We would sit down to eat, my mom and I. She would offer me some of her hot and sour soup, which I loved because it was so spicy that it made my eyes water. “It’s good for a cold,” she said. Then we would move on to her lo mein, which she called, “Chinese spaghetti.” How I loved Chinese spaghetti! I could eat it all day long. Now, when I go to Chinese restaurants, regulars look amazed at how much hot and sour soup I can put away. What can I say? I was trained early.
My mom would eat some of my cheeseburger and then it was time to “do the dishes”, which meant throwing away our paper plates and returning our trays. Sometimes she did the dishes, and sometimes I did. When I rose to the occasion, she would say “Thank you for doing the dishes!”
Growing up I was exposed to a lot of different kinds of foods and cultures. All of my friends’ moms had accents. I didn’t think it was strange. Most of my friends were Jewish, or Chinese, or Indian, or Latin American, or some combination. I think I thought I was French.
Sometimes I would go to my friend Anna’s house. Her mother would make us meatballs and French fries. Anna still had an accent herself because her family had just moved from Russia.
I liked Anna. She was quiet and sweet and on Halloween we both dressed up as witches and went trick-or-treating together. I wore all black and she dressed, curiously, in red. A red witch! My older brother, a budding anti-communist, said that it was fitting. I was confused.
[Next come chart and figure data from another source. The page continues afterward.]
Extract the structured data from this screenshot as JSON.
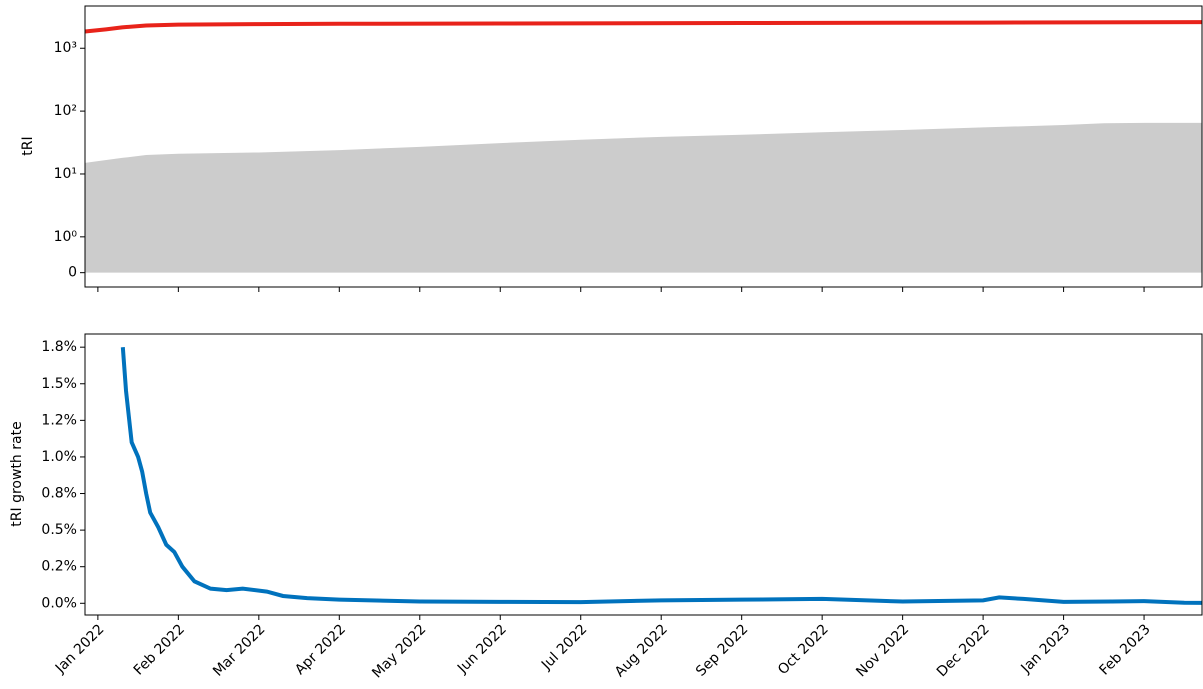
{
  "chart_data": [
    {
      "type": "area-line",
      "ylabel": "tRI",
      "yscale": "symlog",
      "linthresh": 1,
      "xlim": [
        -0.16,
        13.72
      ],
      "xticks": [
        {
          "value": 0,
          "label": "Jan 2022"
        },
        {
          "value": 1,
          "label": "Feb 2022"
        },
        {
          "value": 2,
          "label": "Mar 2022"
        },
        {
          "value": 3,
          "label": "Apr 2022"
        },
        {
          "value": 4,
          "label": "May 2022"
        },
        {
          "value": 5,
          "label": "Jun 2022"
        },
        {
          "value": 6,
          "label": "Jul 2022"
        },
        {
          "value": 7,
          "label": "Aug 2022"
        },
        {
          "value": 8,
          "label": "Sep 2022"
        },
        {
          "value": 9,
          "label": "Oct 2022"
        },
        {
          "value": 10,
          "label": "Nov 2022"
        },
        {
          "value": 11,
          "label": "Dec 2022"
        },
        {
          "value": 12,
          "label": "Jan 2023"
        },
        {
          "value": 13,
          "label": "Feb 2023"
        }
      ],
      "ylim": [
        -0.4,
        4700
      ],
      "yticks": [
        0,
        {
          "value": 1,
          "label": "10⁰"
        },
        {
          "value": 10,
          "label": "10¹"
        },
        {
          "value": 100,
          "label": "10²"
        },
        {
          "value": 1000,
          "label": "10³"
        }
      ],
      "series": [
        {
          "kind": "area",
          "color": "#cccccc",
          "x": [
            -0.16,
            0.3,
            0.6,
            1,
            2,
            3,
            4,
            5,
            6,
            7,
            8,
            9,
            10,
            11,
            12,
            12.5,
            13,
            13.72
          ],
          "values": [
            15,
            18,
            20,
            21,
            22,
            24,
            27,
            31,
            35,
            39,
            42,
            46,
            50,
            55,
            60,
            64,
            65,
            65
          ]
        },
        {
          "kind": "line",
          "color": "#e8231a",
          "x": [
            -0.16,
            0.1,
            0.3,
            0.6,
            1,
            2,
            3,
            5,
            8,
            11,
            13.72
          ],
          "values": [
            1850,
            2000,
            2150,
            2300,
            2380,
            2420,
            2450,
            2480,
            2520,
            2560,
            2600
          ]
        }
      ]
    },
    {
      "type": "line",
      "ylabel": "tRI growth rate",
      "xlim": [
        -0.16,
        13.72
      ],
      "xticks": [
        {
          "value": 0,
          "label": "Jan 2022"
        },
        {
          "value": 1,
          "label": "Feb 2022"
        },
        {
          "value": 2,
          "label": "Mar 2022"
        },
        {
          "value": 3,
          "label": "Apr 2022"
        },
        {
          "value": 4,
          "label": "May 2022"
        },
        {
          "value": 5,
          "label": "Jun 2022"
        },
        {
          "value": 6,
          "label": "Jul 2022"
        },
        {
          "value": 7,
          "label": "Aug 2022"
        },
        {
          "value": 8,
          "label": "Sep 2022"
        },
        {
          "value": 9,
          "label": "Oct 2022"
        },
        {
          "value": 10,
          "label": "Nov 2022"
        },
        {
          "value": 11,
          "label": "Dec 2022"
        },
        {
          "value": 12,
          "label": "Jan 2023"
        },
        {
          "value": 13,
          "label": "Feb 2023"
        }
      ],
      "ylim": [
        -0.08,
        1.84
      ],
      "yticks": [
        {
          "value": 0,
          "label": "0.0%"
        },
        {
          "value": 0.25,
          "label": "0.2%"
        },
        {
          "value": 0.5,
          "label": "0.5%"
        },
        {
          "value": 0.75,
          "label": "0.8%"
        },
        {
          "value": 1,
          "label": "1.0%"
        },
        {
          "value": 1.25,
          "label": "1.2%"
        },
        {
          "value": 1.5,
          "label": "1.5%"
        },
        {
          "value": 1.75,
          "label": "1.8%"
        }
      ],
      "series": [
        {
          "color": "#0072bd",
          "x": [
            0.31,
            0.35,
            0.42,
            0.5,
            0.55,
            0.6,
            0.65,
            0.75,
            0.85,
            0.95,
            1.05,
            1.2,
            1.4,
            1.6,
            1.8,
            2.1,
            2.3,
            2.6,
            3,
            4,
            5,
            6,
            7,
            8,
            9,
            10,
            11,
            11.2,
            11.5,
            12,
            12.6,
            13,
            13.5,
            13.72
          ],
          "values": [
            1.75,
            1.45,
            1.1,
            1.0,
            0.9,
            0.75,
            0.62,
            0.52,
            0.4,
            0.35,
            0.25,
            0.15,
            0.1,
            0.09,
            0.1,
            0.08,
            0.05,
            0.035,
            0.025,
            0.012,
            0.01,
            0.008,
            0.02,
            0.025,
            0.03,
            0.012,
            0.02,
            0.04,
            0.03,
            0.01,
            0.012,
            0.015,
            0.004,
            0.003
          ]
        }
      ]
    }
  ]
}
Then there was Sasha. Sasha’s dad was from Argentina and at his house we ate latkes with dulce de leche on top. I didn’t understand. “My dad’s Jewish,” she said. I still didn’t understand. I thought people from South America were all Catholic.
Years later, at 15, I became very close to a girl named Davni (the ‘v’ was added soon before we were friends – it’s silent). Davni’s family was from Bolivia, and they lived a few blocks away. Her house was different. She had older parents like me, but they often hosted parties. One night, I got to go to one of their parties and keep Davni company with some other friends. It was so exciting! Everyone was speaking in Spanish and so interested in talking to each other. It wasn’t like this with my parents’ friends, who were reserved and well, decidedly Anglo. Davni translated a few conversations for us; her parents’ friends were talking about how disillusioned they felt about Americans because they had allowed themselves to be hoodwinked by the then young Bush administration. I was hooked on these people, on this open discussion.
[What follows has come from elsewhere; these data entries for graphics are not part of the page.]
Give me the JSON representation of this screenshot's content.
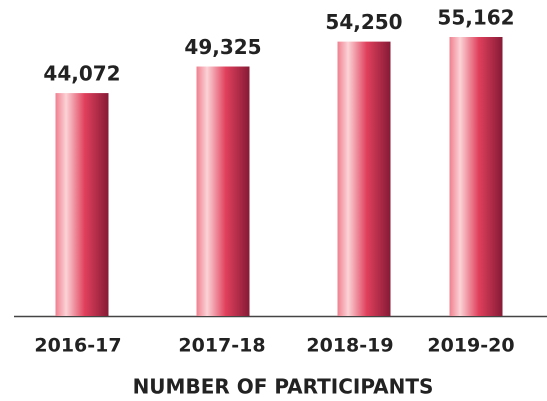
{
  "chart_data": {
    "type": "bar",
    "title": "NUMBER OF PARTICIPANTS",
    "categories": [
      "2016-17",
      "2017-18",
      "2018-19",
      "2019-20"
    ],
    "values": [
      44072,
      49325,
      54250,
      55162
    ],
    "value_labels": [
      "44,072",
      "49,325",
      "54,250",
      "55,162"
    ]
  }
}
Around the same time I was getting close to Davni, I formed an all-girl rock band with a girl named Shira. Shira seemed hard to get to know. Ultra cool on the outside, I couldn’t tell if she had an inside. One day, I slept over at her house. She started to open up to me about her family, about a boy that she liked; all of this after hours of references to cool bands and quirky T.V. shows. Most of the references I didn’t understand, but the opening up part was surprising and nice. I liked Shira, even though she scared me a little.
Over the years, my friendship with both girls grew. I started going to Shira’s house on Saturday afternoons, when her Chinese step-mom made Kosher food and served soy sauce on the side. It was heaven for me.
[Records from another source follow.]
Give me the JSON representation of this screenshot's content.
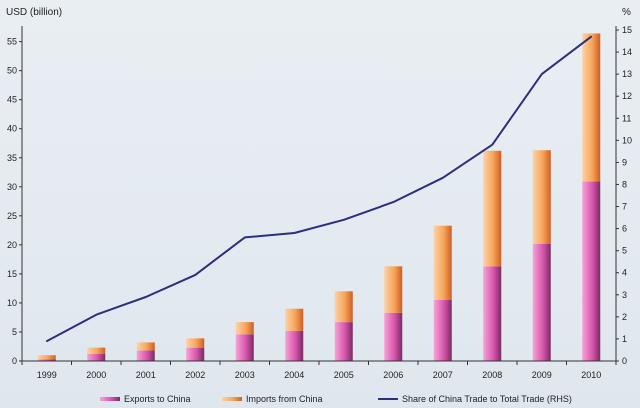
{
  "chart_data": {
    "type": "bar",
    "categories": [
      "1999",
      "2000",
      "2001",
      "2002",
      "2003",
      "2004",
      "2005",
      "2006",
      "2007",
      "2008",
      "2009",
      "2010"
    ],
    "series": [
      {
        "name": "Exports to China",
        "kind": "stacked-bar",
        "axis": "left",
        "values": [
          0.3,
          1.2,
          1.8,
          2.3,
          4.6,
          5.2,
          6.7,
          8.3,
          10.5,
          16.3,
          20.2,
          30.9
        ]
      },
      {
        "name": "Imports from China",
        "kind": "stacked-bar",
        "axis": "left",
        "values": [
          0.7,
          1.1,
          1.4,
          1.6,
          2.1,
          3.8,
          5.3,
          8.0,
          12.8,
          19.9,
          16.1,
          25.5
        ]
      },
      {
        "name": "Share of China Trade to Total Trade (RHS)",
        "kind": "line",
        "axis": "right",
        "values": [
          0.9,
          2.1,
          2.9,
          3.9,
          5.6,
          5.8,
          6.4,
          7.2,
          8.3,
          9.8,
          13.0,
          14.7
        ]
      }
    ],
    "ylabel": "USD (billion)",
    "y2label": "%",
    "ylim": [
      0,
      57
    ],
    "y2lim": [
      0,
      15
    ],
    "yticks": [
      0,
      5,
      10,
      15,
      20,
      25,
      30,
      35,
      40,
      45,
      50,
      55
    ],
    "y2ticks": [
      0,
      1,
      2,
      3,
      4,
      5,
      6,
      7,
      8,
      9,
      10,
      11,
      12,
      13,
      14,
      15
    ],
    "legend_position": "bottom",
    "colors": {
      "exports": "#e44fb4",
      "exports_dark": "#7b2a63",
      "imports": "#f7a55a",
      "imports_dark": "#d2642a",
      "line": "#2b2f7c",
      "axis": "#333333"
    }
  }
}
Davni’s family adopted me a little bit. I cooked for them and they nursed my burgeoning Spanish. Davni’s mom often set a place for me at dinner. She encouraged me to eat more soup. When I had some nice, new chocolate, I brought it over. When I offered some, everyone said yes. It was a process of giving and receiving that still felt new to me, but it was nice.
Now, I work with immigrants all day. I teach English at night and my students ask me about American culture. I feel like I am in on both jokes, the immigrant experience and the great, big bumbling This American Life. Sometimes we commiserate about how strange this or that thing is, how odd it feels to us. And then some coworker, some know-it-all real foreigner will say, “Why does it feel weird to you? You are American.”
But it’s not that simple. I am an insider who grew up looking out, if that makes sense. Like a little anthropologist, at eight I was doing informal field studies. But no, that isn’t quite it either. At eight, I was playing with my friends. I was watching them go home and be kids and have mommies who had struggles just like my own.
Somehow along the way, the immigrant experience wove itself directly into my experience, creating a personal narrative where one was needed. If my friends had been climbing mountains and I had traipsed along with them, then some part of me would be a mountain girl. If my friends had been hot-wiring cars and going for joy rides, then some part of me would be a little bit of an outlaw. But instead this was my reality; the home lives of my friends were distinct cultural enclaves, and as such, I feel connected to different ways of looking at and living in the world. I recognize that there is not, cannot be one way only. That instead there are millions of ways, that within each way is a new way, and that nothing you thought you knew about one person or one culture is going to be true across other people and cultures. It is this fluidity, this relativistic attitude that makes me a foreigner in my own country, and perhaps a foreigner in all countries.